Learning Viewpoint Invariant Face Representations from Visual
Experience in an Attractor Network
Marian Stewart Bartlett and Terrence J. Sejnowski
Network: Computation in Neural Systems 9(3) 1-19, 1998.
Abstract
In natural visual experience, different views of an object or face tend to
appear in close temporal proximity as an animal manipulates the object or
navigates around it, or as a face changes expression or pose. A set of
simulations is presented which demonstrate how viewpoint invariant
representations of faces can be developed from visual experience by
capturing the temporal relationships among the input patterns. The
simulations explored the interaction of temporal smoothing of activity
signals with Hebbian learning Foldiak (1991) in both a feedforward layer
and a second, recurrent layer of a network. The feedforward connections
were trained by Competitive Hebbian Learning with temporal smoothing of the
post-synaptic unit activities (Bartlett & Sejnowski, 1996). The recurrent
layer was a generalization of a Hopfield network with a lowpass temporal
filter on all unit activities.

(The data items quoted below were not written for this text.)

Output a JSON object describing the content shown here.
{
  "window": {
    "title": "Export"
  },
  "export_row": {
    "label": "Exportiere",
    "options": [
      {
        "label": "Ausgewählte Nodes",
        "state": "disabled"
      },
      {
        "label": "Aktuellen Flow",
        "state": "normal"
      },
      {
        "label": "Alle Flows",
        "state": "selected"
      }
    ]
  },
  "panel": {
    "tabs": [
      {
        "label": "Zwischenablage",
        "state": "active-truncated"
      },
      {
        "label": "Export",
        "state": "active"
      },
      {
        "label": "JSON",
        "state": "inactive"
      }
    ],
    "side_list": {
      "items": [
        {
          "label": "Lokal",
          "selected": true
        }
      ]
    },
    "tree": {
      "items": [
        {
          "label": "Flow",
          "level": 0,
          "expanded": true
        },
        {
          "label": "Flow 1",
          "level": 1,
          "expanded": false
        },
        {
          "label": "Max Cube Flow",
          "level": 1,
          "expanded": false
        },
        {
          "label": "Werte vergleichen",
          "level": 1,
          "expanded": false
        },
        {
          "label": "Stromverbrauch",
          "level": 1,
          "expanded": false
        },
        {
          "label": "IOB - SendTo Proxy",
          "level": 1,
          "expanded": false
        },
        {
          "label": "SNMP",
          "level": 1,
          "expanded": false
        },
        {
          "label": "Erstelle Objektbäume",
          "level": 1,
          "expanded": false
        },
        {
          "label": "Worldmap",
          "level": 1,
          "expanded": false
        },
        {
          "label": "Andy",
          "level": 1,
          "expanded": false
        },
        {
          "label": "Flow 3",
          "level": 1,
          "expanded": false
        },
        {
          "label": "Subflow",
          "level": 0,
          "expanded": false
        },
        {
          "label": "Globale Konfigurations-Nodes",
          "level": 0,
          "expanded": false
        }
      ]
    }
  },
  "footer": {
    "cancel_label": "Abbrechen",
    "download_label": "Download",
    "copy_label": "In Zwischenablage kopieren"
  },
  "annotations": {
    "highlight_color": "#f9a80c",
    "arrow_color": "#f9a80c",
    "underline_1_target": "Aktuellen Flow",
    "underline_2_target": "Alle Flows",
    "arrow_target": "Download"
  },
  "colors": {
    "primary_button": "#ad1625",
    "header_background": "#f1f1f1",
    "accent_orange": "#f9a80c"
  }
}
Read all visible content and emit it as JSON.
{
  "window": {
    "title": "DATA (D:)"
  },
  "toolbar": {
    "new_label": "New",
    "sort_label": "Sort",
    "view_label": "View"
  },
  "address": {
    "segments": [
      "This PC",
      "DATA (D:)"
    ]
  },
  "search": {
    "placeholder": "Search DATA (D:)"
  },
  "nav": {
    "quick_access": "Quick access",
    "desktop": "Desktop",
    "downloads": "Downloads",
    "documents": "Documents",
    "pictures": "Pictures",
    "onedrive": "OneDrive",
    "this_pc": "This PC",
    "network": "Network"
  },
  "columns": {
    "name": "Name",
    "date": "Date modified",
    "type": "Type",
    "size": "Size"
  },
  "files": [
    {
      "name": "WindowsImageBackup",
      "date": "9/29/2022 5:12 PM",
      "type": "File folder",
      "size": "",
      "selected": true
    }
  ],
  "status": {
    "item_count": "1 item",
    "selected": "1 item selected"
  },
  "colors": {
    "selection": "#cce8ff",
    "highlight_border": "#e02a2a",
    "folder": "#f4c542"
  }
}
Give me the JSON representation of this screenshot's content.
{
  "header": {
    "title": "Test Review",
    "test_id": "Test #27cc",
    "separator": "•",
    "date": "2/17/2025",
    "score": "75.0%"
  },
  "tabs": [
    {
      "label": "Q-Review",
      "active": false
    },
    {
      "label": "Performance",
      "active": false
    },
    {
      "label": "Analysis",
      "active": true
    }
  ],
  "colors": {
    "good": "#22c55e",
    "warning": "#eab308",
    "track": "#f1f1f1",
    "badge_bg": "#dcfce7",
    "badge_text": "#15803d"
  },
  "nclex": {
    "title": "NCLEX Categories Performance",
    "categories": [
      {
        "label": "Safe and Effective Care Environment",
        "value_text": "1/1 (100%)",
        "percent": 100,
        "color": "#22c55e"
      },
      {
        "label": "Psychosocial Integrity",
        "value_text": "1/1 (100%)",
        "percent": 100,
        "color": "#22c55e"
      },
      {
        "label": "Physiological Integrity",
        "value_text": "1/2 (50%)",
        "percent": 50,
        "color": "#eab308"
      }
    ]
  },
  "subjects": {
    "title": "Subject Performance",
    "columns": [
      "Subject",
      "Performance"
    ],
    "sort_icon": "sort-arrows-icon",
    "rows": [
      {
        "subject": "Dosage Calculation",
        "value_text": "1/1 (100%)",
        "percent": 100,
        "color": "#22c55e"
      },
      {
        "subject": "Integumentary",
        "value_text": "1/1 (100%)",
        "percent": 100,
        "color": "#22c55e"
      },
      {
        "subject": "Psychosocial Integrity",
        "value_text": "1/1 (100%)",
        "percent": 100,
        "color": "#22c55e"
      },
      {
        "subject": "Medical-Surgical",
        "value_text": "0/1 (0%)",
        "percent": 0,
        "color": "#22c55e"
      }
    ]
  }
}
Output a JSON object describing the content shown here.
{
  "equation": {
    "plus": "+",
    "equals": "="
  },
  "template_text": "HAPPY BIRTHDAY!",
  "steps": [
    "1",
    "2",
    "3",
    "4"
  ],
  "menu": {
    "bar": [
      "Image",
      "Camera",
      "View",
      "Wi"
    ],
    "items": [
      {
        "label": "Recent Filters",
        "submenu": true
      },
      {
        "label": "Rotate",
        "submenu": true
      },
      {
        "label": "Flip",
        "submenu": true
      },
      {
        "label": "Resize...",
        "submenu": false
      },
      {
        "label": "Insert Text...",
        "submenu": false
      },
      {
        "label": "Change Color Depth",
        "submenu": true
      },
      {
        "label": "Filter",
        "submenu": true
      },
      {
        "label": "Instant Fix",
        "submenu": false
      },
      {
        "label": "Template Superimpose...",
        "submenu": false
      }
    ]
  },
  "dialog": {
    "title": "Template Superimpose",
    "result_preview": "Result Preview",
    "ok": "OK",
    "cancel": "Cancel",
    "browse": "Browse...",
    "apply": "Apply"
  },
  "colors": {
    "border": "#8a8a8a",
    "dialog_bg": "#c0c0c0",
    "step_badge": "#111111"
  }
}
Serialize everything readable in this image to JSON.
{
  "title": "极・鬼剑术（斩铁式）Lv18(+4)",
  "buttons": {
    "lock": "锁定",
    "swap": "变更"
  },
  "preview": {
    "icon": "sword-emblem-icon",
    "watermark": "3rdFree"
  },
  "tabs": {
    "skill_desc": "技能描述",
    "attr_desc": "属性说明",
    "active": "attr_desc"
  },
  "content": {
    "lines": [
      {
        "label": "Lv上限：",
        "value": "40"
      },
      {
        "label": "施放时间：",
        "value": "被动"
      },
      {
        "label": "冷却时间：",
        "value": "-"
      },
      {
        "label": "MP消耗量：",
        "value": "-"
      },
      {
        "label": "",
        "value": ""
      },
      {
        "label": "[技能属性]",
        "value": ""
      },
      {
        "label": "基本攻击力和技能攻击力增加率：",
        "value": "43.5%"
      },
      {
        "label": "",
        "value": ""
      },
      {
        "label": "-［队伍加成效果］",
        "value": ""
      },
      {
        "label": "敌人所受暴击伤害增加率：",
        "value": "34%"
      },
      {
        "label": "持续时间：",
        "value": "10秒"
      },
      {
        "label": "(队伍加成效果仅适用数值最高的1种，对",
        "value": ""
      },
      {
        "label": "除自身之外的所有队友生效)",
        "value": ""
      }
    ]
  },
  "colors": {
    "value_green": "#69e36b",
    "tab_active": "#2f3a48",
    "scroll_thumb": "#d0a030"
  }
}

The combination of basic Hebbian learning
with temporal smoothing of unit activities produced an attractor network
learning rule that associated temporally proximal input patterns into
basins of attraction. These two mechanisms were demonstrated in a model
that took graylevel images of faces as input. Following training on image
sequences of faces as they changed pose, multiple views of a given face
fell into the same basin of attraction, and the system acquired
representations of faces that were approximately viewpoint invariant.